The two biggest chunks of the capital improvements are payments related to the school bond, totaling $852,500, and a related electric plan payment of more than $716,000. Another $758,000 was split between capital improvement projects for new toilets at the high school and upgrades to several district sports fields, as well as purchases for the Wading River Elementary School cafeteria and its free and reduced lunch meal programs.
Excluding the building projects and bond payments, the current budget would represent a 1.56 percent increase in expenditures.
The district will still pull about $4.8 million from its general fund reserves, but will get a boost in both state aid and other local revenues, Dr. Cohen said.
Nothing in the district’s curriculum will be cut, though the elementary schools will lose about three full-time staff to match declining enrollment; Dr. Cohen said class sizes wouldn’t be affected by the change. The district will also pay more to support new initiatives like the recently added AP Capstone program. English classes at the high school will also decrease in size “in an effort to improve writing,” Dr. Cohen added, and the district is required by the state to offer more English as a New Language services for students.
The largest portion of the budget remains teacher salaries and benefits, which will rise due to contractual obligations by about 2.61 and .47 percent, respectively. Together, they count for more than 70 percent of the total budget.
The benefits increase is driven by an estimated 15 percent jump in health care premiums, Dr. Cohen said. But those costs are being offset by drops in the district’s contributions to its employees retirement. Dr. Cohen said a surging stock market has made it less necessary for districts to pitch in.
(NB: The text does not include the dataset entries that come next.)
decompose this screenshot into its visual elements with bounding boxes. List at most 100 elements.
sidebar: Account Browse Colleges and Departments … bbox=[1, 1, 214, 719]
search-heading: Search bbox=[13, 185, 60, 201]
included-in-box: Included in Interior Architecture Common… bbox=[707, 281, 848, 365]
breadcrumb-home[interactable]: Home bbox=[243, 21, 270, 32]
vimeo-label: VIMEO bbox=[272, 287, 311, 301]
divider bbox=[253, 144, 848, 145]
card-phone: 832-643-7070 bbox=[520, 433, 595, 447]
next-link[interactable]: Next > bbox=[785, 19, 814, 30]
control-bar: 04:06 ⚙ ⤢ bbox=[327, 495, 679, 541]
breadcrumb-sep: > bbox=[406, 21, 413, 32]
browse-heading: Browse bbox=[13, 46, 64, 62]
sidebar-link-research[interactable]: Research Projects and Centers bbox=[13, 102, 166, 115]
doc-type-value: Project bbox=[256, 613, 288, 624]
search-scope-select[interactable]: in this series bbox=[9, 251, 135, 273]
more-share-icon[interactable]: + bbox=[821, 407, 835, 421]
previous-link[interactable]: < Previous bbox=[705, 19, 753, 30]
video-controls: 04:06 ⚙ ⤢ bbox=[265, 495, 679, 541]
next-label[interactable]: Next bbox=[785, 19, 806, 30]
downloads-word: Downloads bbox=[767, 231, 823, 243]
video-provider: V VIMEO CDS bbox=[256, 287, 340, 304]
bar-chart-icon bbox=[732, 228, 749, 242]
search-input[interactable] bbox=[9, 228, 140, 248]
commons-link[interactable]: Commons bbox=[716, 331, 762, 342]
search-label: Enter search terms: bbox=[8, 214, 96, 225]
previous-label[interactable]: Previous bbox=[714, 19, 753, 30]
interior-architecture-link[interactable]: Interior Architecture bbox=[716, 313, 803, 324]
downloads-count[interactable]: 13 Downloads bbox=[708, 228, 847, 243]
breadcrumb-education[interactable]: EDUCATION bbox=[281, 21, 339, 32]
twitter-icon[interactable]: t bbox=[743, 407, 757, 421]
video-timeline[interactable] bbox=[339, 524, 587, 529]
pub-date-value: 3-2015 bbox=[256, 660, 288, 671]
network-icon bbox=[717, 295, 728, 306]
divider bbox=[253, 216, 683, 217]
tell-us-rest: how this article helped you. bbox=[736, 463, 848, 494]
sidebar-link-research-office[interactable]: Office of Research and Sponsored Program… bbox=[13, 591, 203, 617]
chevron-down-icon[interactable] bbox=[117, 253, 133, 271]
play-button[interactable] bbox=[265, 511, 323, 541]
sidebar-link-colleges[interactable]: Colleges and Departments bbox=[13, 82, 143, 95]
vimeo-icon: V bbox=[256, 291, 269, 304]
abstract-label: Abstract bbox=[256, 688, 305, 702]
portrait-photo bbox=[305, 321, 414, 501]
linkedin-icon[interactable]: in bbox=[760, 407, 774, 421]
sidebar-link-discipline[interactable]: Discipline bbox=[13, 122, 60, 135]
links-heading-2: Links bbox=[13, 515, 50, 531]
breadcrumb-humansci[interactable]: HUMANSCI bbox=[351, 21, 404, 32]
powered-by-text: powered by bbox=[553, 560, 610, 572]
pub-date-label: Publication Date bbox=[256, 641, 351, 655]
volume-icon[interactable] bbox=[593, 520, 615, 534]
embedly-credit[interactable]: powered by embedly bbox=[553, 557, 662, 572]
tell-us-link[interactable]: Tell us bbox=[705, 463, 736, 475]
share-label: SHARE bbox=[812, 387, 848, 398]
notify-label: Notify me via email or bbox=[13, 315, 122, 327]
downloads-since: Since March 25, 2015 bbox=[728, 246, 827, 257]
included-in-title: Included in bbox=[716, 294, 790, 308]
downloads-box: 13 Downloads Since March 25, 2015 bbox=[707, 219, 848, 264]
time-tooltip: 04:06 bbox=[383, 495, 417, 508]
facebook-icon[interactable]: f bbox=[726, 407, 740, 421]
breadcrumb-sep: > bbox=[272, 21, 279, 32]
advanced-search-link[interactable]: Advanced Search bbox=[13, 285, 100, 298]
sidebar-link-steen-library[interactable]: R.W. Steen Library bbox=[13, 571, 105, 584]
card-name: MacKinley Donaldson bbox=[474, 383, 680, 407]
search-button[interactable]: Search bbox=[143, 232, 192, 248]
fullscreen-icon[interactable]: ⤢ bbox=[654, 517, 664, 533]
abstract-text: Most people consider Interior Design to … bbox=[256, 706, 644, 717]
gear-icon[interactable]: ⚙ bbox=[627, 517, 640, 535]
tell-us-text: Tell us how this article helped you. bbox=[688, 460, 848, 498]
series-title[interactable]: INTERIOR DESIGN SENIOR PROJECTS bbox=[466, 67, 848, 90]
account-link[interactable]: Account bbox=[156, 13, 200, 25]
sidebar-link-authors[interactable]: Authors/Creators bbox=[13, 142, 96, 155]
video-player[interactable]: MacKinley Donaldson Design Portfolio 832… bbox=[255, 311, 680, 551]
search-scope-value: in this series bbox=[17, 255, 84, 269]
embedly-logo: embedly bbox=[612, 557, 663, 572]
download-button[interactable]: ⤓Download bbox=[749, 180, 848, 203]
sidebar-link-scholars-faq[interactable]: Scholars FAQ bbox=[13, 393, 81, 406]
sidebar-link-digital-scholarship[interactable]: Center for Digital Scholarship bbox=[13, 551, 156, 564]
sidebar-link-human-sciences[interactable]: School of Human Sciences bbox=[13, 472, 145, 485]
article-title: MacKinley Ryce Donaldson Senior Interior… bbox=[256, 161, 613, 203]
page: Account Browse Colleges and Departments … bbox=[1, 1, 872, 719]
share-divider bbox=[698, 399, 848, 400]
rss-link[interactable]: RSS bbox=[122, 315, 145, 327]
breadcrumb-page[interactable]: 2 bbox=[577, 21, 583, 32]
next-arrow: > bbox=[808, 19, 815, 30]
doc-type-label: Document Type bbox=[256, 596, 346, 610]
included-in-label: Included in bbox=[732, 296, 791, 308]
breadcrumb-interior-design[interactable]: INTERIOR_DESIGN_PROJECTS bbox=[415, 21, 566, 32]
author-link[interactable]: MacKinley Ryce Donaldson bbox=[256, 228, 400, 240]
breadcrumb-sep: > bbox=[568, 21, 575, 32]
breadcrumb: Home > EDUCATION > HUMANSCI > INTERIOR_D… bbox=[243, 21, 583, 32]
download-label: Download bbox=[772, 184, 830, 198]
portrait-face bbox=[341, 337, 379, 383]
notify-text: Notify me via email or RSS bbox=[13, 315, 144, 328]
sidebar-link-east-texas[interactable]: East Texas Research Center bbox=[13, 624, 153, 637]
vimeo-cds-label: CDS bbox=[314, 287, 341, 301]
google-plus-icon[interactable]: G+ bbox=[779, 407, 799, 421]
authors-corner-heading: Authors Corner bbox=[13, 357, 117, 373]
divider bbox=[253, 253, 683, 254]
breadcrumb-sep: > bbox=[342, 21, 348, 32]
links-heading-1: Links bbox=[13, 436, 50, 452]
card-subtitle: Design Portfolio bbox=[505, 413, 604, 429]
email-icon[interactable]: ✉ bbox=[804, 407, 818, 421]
The board will conclude Dr. Cohen’s presentation on the remainder of the budget at its next meeting on March 22.
Photo Caption: Shoreham-Wading River superintendent Steven Cohen speaks at Tuesday night’s meeting. (Credit: Paul Squire)
Correction: The original version of this story incorrectly conflated the district’s total expenditures increase as the proposed tax levy increase. The correct tax levy increase is 4.75 percent, not 4.96 percent.